FEIBA VH therapy is an anti-inhibitor coagulant complex (AICC) with 30 years of experience in the management of hemophilia patients with inhibitors. 1
Indications
FEIBA VH is indicated for the control of spontaneous bleeding episodes or to cover surgical interventions in hemophilia A and hemophilia B patients with inhibitors.1
Features
- FEIBA VH therapy works with a unique mechanism of action, making it an integral part of inhibitor management1,2
- FEIBA VH therapy provides both prothrombin (FII) and FXa at the site of the bleed to help ensure a fast, effective response while fostering strong clot formation2
- FEIBA VH therapy bypasses the need for FVIIIa and FIXa, to facilitate hemostasis2
- FII and FXa are the primary contributors to the action of FEIBA VH therapy, promoting thrombin generation on the back of the activated platelet to form the clot2
Safety and Efficacy1
- Trusted for over 30 years, FEIBA therapy has demonstrated tolerability and efficacy.
- FEIBA therapy controlled bleeding in 93% (153/165) of episodes in a multiclinic prospective study (N=49)
- In 78% (130/165) of episodes, hemostasis was achieved with one or more infusions within 36 hours
- 36% (60/165 episodes) were controlled with one infusion within 12 hours
Confidence and Convenience1
- Up to 12 hours ( 6 or 12 hours) between doses
- Convenient room temperature storage
- FEIBA VH therapy comes packaged with BAXJECT Needle-less Transfer Device for safer, faster, and easier reconstitution as compared to needles: needle-less, fewer total steps, one piece design
FEIBA VH Detailed Risk Information
FEIBA VH is contraindicated in patients known to have a normal coagulation mechanism.

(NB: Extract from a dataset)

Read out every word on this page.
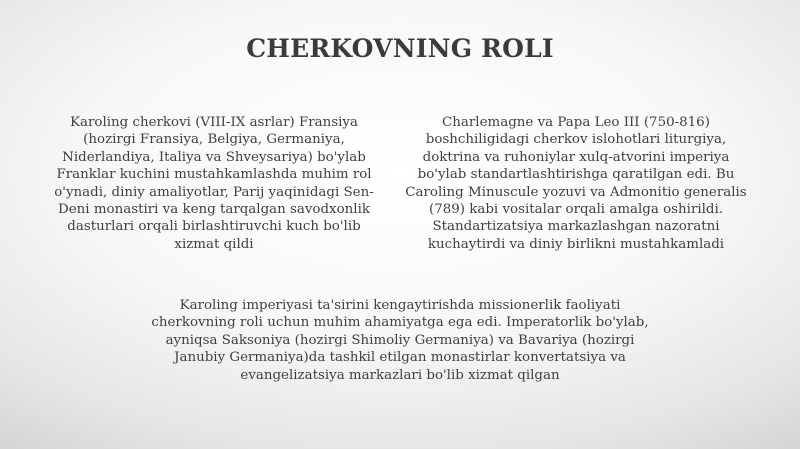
CHERKOVNING ROLI

Karoling cherkovi (VIII-IX asrlar) Fransiya (hozirgi Fransiya, Belgiya, Germaniya, Niderlandiya, Italiya va Shveysariya) bo'ylab Franklar kuchini mustahkamlashda muhim rol o'ynadi, diniy amaliyotlar, Parij yaqinidagi Sen-Deni monastiri va keng tarqalgan savodxonlik dasturlari orqali birlashtiruvchi kuch bo'lib xizmat qildi

Charlemagne va Papa Leo III (750-816) boshchiligidagi cherkov islohotlari liturgiya, doktrina va ruhoniylar xulq-atvorini imperiya bo'ylab standartlashtirishga qaratilgan edi. Bu Caroling Minuscule yozuvi va Admonitio generalis (789) kabi vositalar orqali amalga oshirildi. Standartizatsiya markazlashgan nazoratni kuchaytirdi va diniy birlikni mustahkamladi

Karoling imperiyasi ta'sirini kengaytirishda missionerlik faoliyati cherkovning roli uchun muhim ahamiyatga ega edi. Imperatorlik bo'ylab, ayniqsa Saksoniya (hozirgi Shimoliy Germaniya) va Bavariya (hozirgi Janubiy Germaniya)da tashkil etilgan monastirlar konvertatsiya va evangelizatsiya markazlari bo'lib xizmat qilgan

FEIBA VH is made from human plasma. It may carry a risk of transmitting infectious agents, e.g. viruses and theoretically the Creutzfeldt-Jakob disease (CJD) agent.

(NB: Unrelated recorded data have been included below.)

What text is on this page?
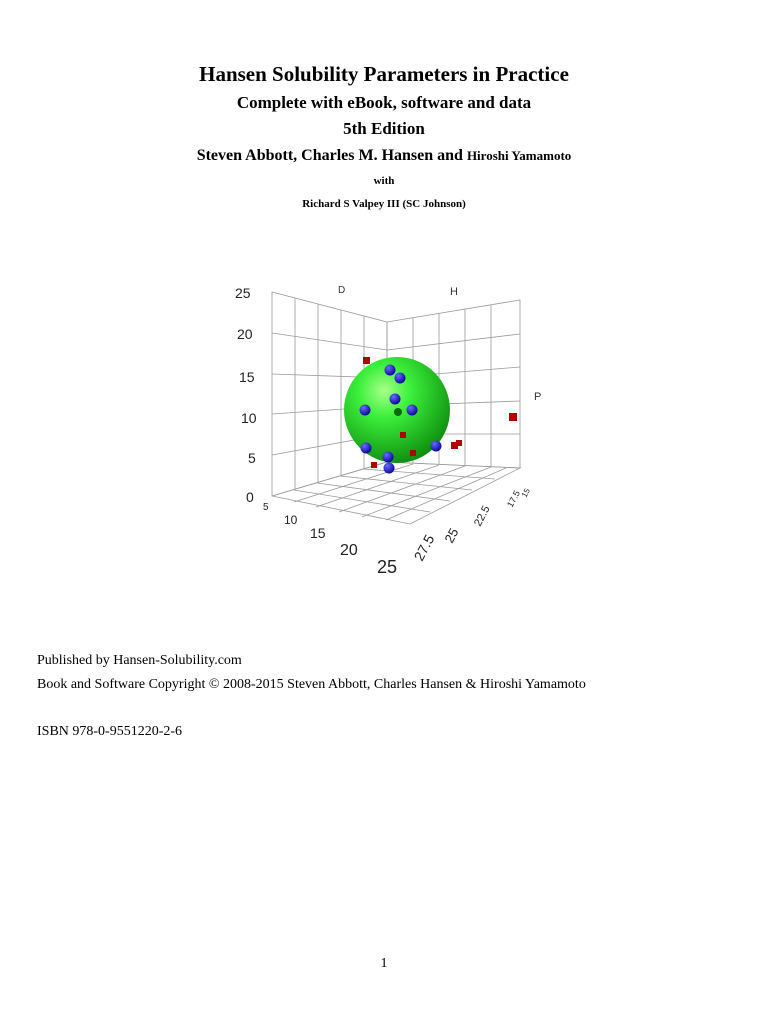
Hansen Solubility Parameters in Practice

Complete with eBook, software and data

5th Edition

Steven Abbott, Charles M. Hansen and Hiroshi Yamamoto

with

Richard S Valpey III (SC Johnson)

D	H
P
25
20
15
10
5
0
5
10
15
20
25
27.5 25
22.5
17.5
15
Published by Hansen-Solubility.com
Book and Software Copyright © 2008-2015 Steven Abbott, Charles Hansen & Hiroshi Yamamoto
ISBN 978-0-9551220-2-6
1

Allergic reactions ranging from mild, short-term urticarial rashes to severe anaphylactoid reactions have been observed. Administration of FEIBA VH should be discontinued immediately if such signs appear.
Thromboembolic events are a rare but well recognized potential complication of FEIBA infusion, particularly following administration of high doses and/or in patients with thrombotic risk factors.

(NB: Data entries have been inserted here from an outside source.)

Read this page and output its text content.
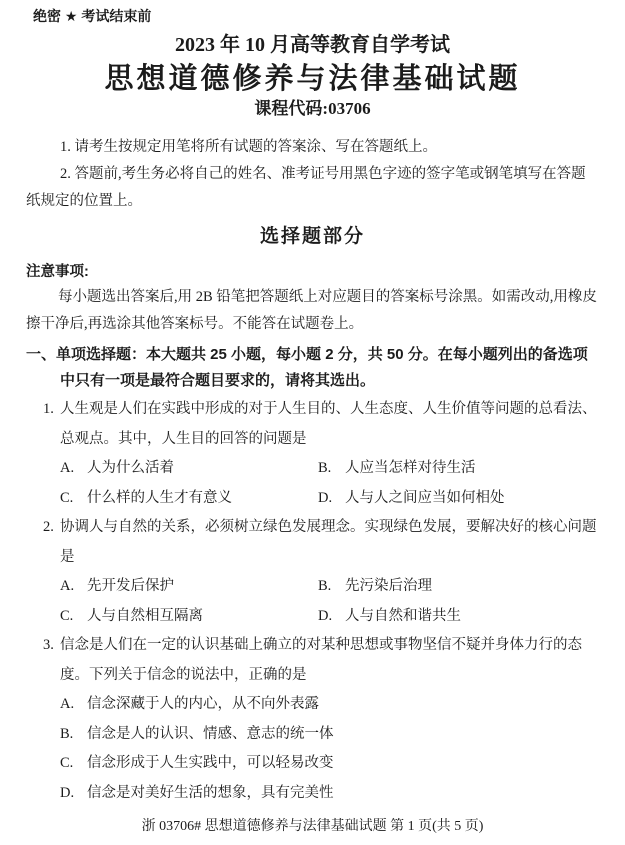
绝密 ★ 考试结束前
2023 年 10 月高等教育自学考试
思想道德修养与法律基础试题
课程代码:03706

1. 请考生按规定用笔将所有试题的答案涂、写在答题纸上。

2. 答题前,考生务必将自己的姓名、准考证号用黑色字迹的签字笔或钢笔填写在答题纸规定的位置上。

选择题部分
注意事项:

每小题选出答案后,用 2B 铅笔把答题纸上对应题目的答案标号涂黑。如需改动,用橡皮擦干净后,再选涂其他答案标号。不能答在试题卷上。

一、单项选择题：本大题共 25 小题，每小题 2 分，共 50 分。在每小题列出的备选项中只有一项是最符合题目要求的，请将其选出。

1. 人生观是人们在实践中形成的对于人生目的、人生态度、人生价值等问题的总看法、总观点。其中，人生目的回答的问题是
A. 人为什么活着	B. 人应当怎样对待生活
C. 什么样的人生才有意义	D. 人与人之间应当如何相处
2. 协调人与自然的关系，必须树立绿色发展理念。实现绿色发展，要解决好的核心问题是
A. 先开发后保护	B. 先污染后治理
C. 人与自然相互隔离	D. 人与自然和谐共生
3. 信念是人们在一定的认识基础上确立的对某种思想或事物坚信不疑并身体力行的态度。下列关于信念的说法中，正确的是
A. 信念深藏于人的内心，从不向外表露
B. 信念是人的认识、情感、意志的统一体
C. 信念形成于人生实践中，可以轻易改变
D. 信念是对美好生活的想象，具有完美性
浙 03706# 思想道德修养与法律基础试题 第 1 页(共 5 页)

Myocardial infarction was found to occur after high doses and/or prolonged administration and/or in the presence of risk factors.
FEIBA VH should not be used for the treatment of bleeding episodes resulting from coagulation factor deficiencies in the absence of inhibitors. It should not be given to patients with significant signs of disseminated intravascular coagulation (DIC) or fibrinolysis.
Infusion of FEIBA VH should not exceed single dosage of 100 U/kg and daily doses of 200 U/kg of body weight. Patients receiving more than 100 U/kg of FEIBA VH must be monitored for the development of DIC and/or symptoms of acute coronary ischemia. High doses of FEIBA VH should be given only as long as absolutely necessary to stop bleeding.
If clinical signs of intravascular coagulation occur, which include changes in blood pressure, changes in pulse rate, respiratory distress, chest pain, and or/cough, infusion of FEIBA VH should be stopped promptly.
Non-hemophilic patients with acquired inhibitors against Factors VIII, IX, or XII may have both a bleeding tendency and an increased risk of thrombosis at the same time.
Myocardial infarction, disseminated intravascular coagulopathy, injection site pain, anaphylactic reaction, hypersensitivity, urticaria, blood pressure decreased, hypoaesthesia, hypoaesthesia facial, and embolism have been reported in the postmarketing setting. Because these reactions are reported voluntarily from a population of uncertain size, it is not always possible to reliably estimate their frequency or establish a causal relationship to drug exposure.
Disposal and Recycling
After using FEIBA VH, dispose of the empty vial, reconstitution device and syringe in a Sharps container.
References
1. FEIBA VH Prescribing Information. Westlake Village, CA: Baxter Healthcare Corporation; April 2005.
2. Turecek PL, Varadi K, Gritsch H, et al. Factor Xa and prothrombin: mechanism of action of FEIBA. Vox Sang. 1999; 77(suppl 1):72-79.